J’ai eu des suspensions, j’ai eu des retenues à cause de ça [s’exprimer], j’ai eu du copiage, des choses comme ça. Mais je m’en foutais ; moi, quand je veux m’exprimer, je dois m’exprimer. Mais les autres non ; ils ont peur des conséquences, alors, ils prennent pas le risque. (Scarface : 763).

Bien que convaincu d’être dans son droit, Scarface a fini par se plier à la demande des adultes devant la menace d’expulsion. Il raconte en détail cet épisode qu’il a vécu comme une injustice flagrante.

L’affaire c’est que le prof a commencé à raconter des mensonges […] Moi, j’ai juré même sur la tête de ma mère j’ai juré que j’ai pas fait ça, mais elle, [la directrice] elle voulait pas comprendre. Elle sait très bien que moi j’ai rien fait. […] Pis après elle a dit « je te donne de maintenant jusqu’à midi tu dois décider. Ou changer d’école, expulsion, ou rester et puis écrire une lettre d’excuse. […] Moi, je veux pas de problème alors j’ai décidé de s’excuser pis je sais même que moi, j’ai rien fait. J’ai dit c’est plus mieux que expulsé. (Scarface : 833).

Les éléments que fournissent les propos de Scarface permettent d’atteindre les objectifs spécifiques que nous nous étions fixés : circonscrire les fonctions qu’ils attribuent aux règles (1er objectif) ; identifier les règles qui, à leurs yeux, sont valorisées par l’école (2ème objectif) et discerner les conditions qui peuvent, selon eux, favoriser, le consentement aux règles à l’école (3ème objectif).

Pour lui, les règles permettent de réguler les rapports entre les personnes et d’assurer un bon fonctionnement. Àl’école, elles favorisent la réussite scolaire. Toutes les règles ont, à ses yeux, une raison d’être, même s’il ne sait pas toujours lesquelles (1er objectif).

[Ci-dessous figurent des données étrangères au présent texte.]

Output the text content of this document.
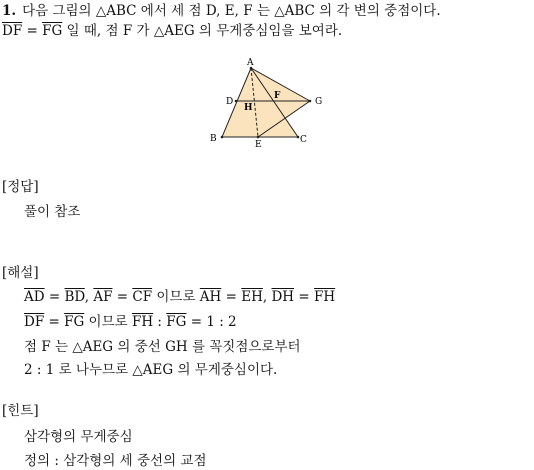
1. 다음 그림의 △ABC 에서 세 점 D, E, F 는 △ABC 의 각 변의 중점이다.
$\overline{DF} = \overline{FG}$ 일 때, 점 F 가 △AEG 의 무게중심임을 보여라.
A
B	C
D
E
F
G
H
[정답]
풀이 참조
[해설]
$\overline{AD} = \overline{BD}$, $\overline{AF} = \overline{CF}$ 이므로 $\overline{AH} = \overline{EH}$, $\overline{DH} = \overline{FH}$
$\overline{DF} = \overline{FG}$ 이므로 $\overline{FH}$ : $\overline{FG} = 1$ : 2
점 F 는 △AEG 의 중선 GH 를 꼭짓점으로부터
2 : 1 로 나누므로 △AEG 의 무게중심이다.
[힌트]
삼각형의 무게중심
정의 : 삼각형의 세 중선의 교점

Scarface s’insurge toutefois contre la façon aléatoire dont les règles sont appliquées et le côté arbitraire des sanctions. Il en appelle à plus de rigueur et revendique l’égalité en droit : les adultes doivent, eux aussi, respecter les règles qu’ils imposent aux élèves (2ème objectif);

Bien qu’il insiste pour dire que les règles sont indispensables et qu’il faut s’y soumettre, Scarface refuse de se résigner sans rien dire aux décisions qu’il juge injustes ou incohérentes. Il n’hésite pas à tenir tête aux adultes, car il estime qu’il est de son devoir de dénoncer les injustices qu’il constate et ce, même si cela entraîne des conséquences disciplinaires. Scarface, qui rappelons-le a 19 ans, exprime à plusieurs reprises un sentiment d’impuissance face aux adultes qui ont tout le pouvoir.